It’s Still Trespassing
News broke this week of four (4) people breaking into a Minnesota church searching for ghosts. In order to get in, the group broke windows and a sculpture. Meeker County Sheriff Brian Cruze admits that “alcohol played a role in their poor decision.” Alcohol, however, will not be a proper defense when they are arraigned for burglary and criminal damage to property. Let this be a lesson to all thrill seekers: Trespass is illegal.
Police officers responded to an alarm at 1:45 a.m. Sunday, May 17th at the Ness Church located in rural Litchfield, Minnesota. The thrill-seeking “ghost hunters” included Todd Suurmeyer, Joseph Porter, and Brittani Roberts, of Sioux Falls, and Kyle Huber, of Victoria, Minnesota. The three men appeared in court on Tuesday. The female, Brittani Roberts, was released pending an investigation. An investigation is on-going to determine whether anything was stolen.

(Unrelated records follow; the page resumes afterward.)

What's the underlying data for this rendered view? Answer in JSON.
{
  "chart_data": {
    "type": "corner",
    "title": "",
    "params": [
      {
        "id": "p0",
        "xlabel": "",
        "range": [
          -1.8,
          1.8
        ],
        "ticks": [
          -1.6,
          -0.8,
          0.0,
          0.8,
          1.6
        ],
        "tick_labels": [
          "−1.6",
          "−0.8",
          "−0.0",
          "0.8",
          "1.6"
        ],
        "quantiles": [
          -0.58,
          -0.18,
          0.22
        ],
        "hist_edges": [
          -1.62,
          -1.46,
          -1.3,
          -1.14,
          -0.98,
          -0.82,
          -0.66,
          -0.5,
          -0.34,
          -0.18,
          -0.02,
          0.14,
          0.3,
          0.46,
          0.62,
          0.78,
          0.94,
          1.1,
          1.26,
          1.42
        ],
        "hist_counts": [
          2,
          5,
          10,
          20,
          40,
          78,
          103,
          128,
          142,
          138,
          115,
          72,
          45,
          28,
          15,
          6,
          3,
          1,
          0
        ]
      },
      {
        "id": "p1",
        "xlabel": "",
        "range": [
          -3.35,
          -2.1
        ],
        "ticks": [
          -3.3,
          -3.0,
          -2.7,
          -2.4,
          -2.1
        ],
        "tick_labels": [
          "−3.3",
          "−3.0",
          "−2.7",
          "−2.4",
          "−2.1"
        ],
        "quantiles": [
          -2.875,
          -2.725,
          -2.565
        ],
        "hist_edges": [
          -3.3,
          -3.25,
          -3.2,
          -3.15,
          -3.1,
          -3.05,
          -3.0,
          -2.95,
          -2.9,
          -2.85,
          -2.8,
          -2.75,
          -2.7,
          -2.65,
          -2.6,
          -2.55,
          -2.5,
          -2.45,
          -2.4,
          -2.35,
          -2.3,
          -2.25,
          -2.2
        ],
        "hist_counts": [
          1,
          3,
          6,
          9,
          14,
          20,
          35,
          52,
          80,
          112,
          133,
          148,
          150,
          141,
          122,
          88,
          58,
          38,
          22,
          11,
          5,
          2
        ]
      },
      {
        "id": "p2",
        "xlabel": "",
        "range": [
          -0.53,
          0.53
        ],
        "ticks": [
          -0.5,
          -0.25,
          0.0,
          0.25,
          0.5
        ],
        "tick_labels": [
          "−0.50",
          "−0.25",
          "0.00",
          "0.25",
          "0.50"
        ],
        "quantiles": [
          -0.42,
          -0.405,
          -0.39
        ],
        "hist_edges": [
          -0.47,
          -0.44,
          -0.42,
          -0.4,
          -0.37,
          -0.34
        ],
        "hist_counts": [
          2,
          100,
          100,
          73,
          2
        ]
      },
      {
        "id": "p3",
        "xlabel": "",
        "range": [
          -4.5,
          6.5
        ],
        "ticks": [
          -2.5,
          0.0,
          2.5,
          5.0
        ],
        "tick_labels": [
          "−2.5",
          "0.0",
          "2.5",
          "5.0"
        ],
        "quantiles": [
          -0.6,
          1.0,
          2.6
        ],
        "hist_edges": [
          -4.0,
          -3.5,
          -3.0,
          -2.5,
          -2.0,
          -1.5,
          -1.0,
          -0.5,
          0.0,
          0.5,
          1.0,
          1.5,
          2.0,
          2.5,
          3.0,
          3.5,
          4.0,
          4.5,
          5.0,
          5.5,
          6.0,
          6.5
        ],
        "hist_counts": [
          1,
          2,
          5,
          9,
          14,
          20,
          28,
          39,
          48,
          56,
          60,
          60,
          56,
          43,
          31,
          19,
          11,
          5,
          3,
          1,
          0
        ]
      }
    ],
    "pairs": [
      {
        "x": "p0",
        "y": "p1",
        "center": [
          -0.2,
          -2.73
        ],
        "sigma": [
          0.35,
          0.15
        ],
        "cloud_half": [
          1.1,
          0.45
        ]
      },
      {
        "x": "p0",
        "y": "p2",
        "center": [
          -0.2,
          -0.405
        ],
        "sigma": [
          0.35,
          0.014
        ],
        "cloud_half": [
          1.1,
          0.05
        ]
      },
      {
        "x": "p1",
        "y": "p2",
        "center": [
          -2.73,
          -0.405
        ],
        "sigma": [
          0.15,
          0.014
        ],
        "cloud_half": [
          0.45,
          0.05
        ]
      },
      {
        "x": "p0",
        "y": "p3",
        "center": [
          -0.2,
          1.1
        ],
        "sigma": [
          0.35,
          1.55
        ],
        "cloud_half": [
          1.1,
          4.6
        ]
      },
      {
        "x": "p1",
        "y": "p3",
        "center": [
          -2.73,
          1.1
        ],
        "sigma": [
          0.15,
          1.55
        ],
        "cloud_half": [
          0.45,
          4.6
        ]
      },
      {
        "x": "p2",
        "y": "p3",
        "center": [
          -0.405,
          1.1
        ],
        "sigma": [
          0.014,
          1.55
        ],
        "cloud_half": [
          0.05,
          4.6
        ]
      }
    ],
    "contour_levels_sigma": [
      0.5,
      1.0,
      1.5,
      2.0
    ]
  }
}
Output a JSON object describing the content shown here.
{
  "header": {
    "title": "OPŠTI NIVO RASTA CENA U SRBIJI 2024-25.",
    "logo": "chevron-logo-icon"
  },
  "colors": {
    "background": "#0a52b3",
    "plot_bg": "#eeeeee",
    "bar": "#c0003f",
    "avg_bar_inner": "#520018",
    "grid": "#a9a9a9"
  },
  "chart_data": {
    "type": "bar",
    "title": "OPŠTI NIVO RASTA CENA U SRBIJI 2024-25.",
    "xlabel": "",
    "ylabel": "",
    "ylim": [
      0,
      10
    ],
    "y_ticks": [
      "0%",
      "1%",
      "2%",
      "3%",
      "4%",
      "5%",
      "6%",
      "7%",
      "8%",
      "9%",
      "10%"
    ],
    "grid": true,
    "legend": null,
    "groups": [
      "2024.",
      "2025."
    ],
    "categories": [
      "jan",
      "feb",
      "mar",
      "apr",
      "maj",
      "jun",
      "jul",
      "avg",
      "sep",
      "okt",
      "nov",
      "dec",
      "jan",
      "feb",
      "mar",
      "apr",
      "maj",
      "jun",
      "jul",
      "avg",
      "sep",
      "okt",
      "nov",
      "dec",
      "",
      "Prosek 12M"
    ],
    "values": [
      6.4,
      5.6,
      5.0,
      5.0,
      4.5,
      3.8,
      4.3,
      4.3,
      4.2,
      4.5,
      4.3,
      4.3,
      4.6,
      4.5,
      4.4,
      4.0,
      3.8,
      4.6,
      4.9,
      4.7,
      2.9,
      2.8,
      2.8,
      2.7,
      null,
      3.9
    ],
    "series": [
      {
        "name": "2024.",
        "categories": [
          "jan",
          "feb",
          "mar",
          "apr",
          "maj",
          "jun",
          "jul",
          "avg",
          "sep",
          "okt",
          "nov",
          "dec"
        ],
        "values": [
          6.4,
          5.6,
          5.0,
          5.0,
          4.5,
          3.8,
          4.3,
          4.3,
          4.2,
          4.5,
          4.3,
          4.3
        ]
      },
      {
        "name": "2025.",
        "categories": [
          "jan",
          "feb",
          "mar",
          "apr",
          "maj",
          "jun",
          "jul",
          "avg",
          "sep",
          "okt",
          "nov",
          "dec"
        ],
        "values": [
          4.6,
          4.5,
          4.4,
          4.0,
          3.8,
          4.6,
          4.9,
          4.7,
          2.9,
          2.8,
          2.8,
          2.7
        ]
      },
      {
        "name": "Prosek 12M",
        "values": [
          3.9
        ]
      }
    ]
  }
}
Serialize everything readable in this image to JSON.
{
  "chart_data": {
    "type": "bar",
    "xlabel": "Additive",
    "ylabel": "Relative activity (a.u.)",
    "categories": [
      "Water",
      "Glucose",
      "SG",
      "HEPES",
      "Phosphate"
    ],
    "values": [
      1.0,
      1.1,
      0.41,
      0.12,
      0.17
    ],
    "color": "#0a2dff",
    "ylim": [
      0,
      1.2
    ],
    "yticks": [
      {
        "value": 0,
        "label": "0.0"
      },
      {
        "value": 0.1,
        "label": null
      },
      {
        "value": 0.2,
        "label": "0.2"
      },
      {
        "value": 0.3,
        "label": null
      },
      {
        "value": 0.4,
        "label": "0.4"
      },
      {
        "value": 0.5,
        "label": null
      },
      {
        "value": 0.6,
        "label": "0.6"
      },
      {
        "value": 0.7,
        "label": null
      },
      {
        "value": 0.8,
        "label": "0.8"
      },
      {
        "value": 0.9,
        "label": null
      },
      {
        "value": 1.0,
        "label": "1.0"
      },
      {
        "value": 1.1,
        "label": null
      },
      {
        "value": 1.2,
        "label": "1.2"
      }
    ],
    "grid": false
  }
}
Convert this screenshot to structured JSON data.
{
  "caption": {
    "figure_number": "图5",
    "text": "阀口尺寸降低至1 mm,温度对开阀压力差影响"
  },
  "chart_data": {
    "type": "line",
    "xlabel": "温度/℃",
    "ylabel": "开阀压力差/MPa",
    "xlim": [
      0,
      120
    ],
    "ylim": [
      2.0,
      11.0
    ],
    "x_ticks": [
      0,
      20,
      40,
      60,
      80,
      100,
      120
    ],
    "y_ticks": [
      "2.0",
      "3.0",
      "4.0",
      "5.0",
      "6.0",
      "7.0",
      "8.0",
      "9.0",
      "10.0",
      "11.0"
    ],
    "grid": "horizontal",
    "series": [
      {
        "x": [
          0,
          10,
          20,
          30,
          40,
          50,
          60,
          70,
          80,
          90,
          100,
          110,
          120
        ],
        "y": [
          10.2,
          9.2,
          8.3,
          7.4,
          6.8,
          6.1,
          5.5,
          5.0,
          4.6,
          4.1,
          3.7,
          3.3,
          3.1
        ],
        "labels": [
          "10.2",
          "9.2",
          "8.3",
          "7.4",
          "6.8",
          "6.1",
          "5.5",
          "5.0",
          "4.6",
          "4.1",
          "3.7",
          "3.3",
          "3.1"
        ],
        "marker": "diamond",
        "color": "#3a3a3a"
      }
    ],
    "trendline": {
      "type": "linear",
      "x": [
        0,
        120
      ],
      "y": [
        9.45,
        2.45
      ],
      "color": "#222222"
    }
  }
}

Unfortunately, the group decided to break into the historic church because of an urban legend that the church was haunted. The location has historic significance; the first five (5) victims of the Dakota War of 1862 are buried on the property. Also known as the “Sioux Uprising,” the war pitted the U.S. Army against the Sioux Indian Tribe. It lasted from August 17, 1862 until the mass execution of thirty-eight (38) Dakota men on December 26, 1862. The war greatly impacted the state’s history.
Church officials deny that the church is haunted; however, the church is frequently targeted by vandals. Preservation of history should remain paramount over ghost hunting.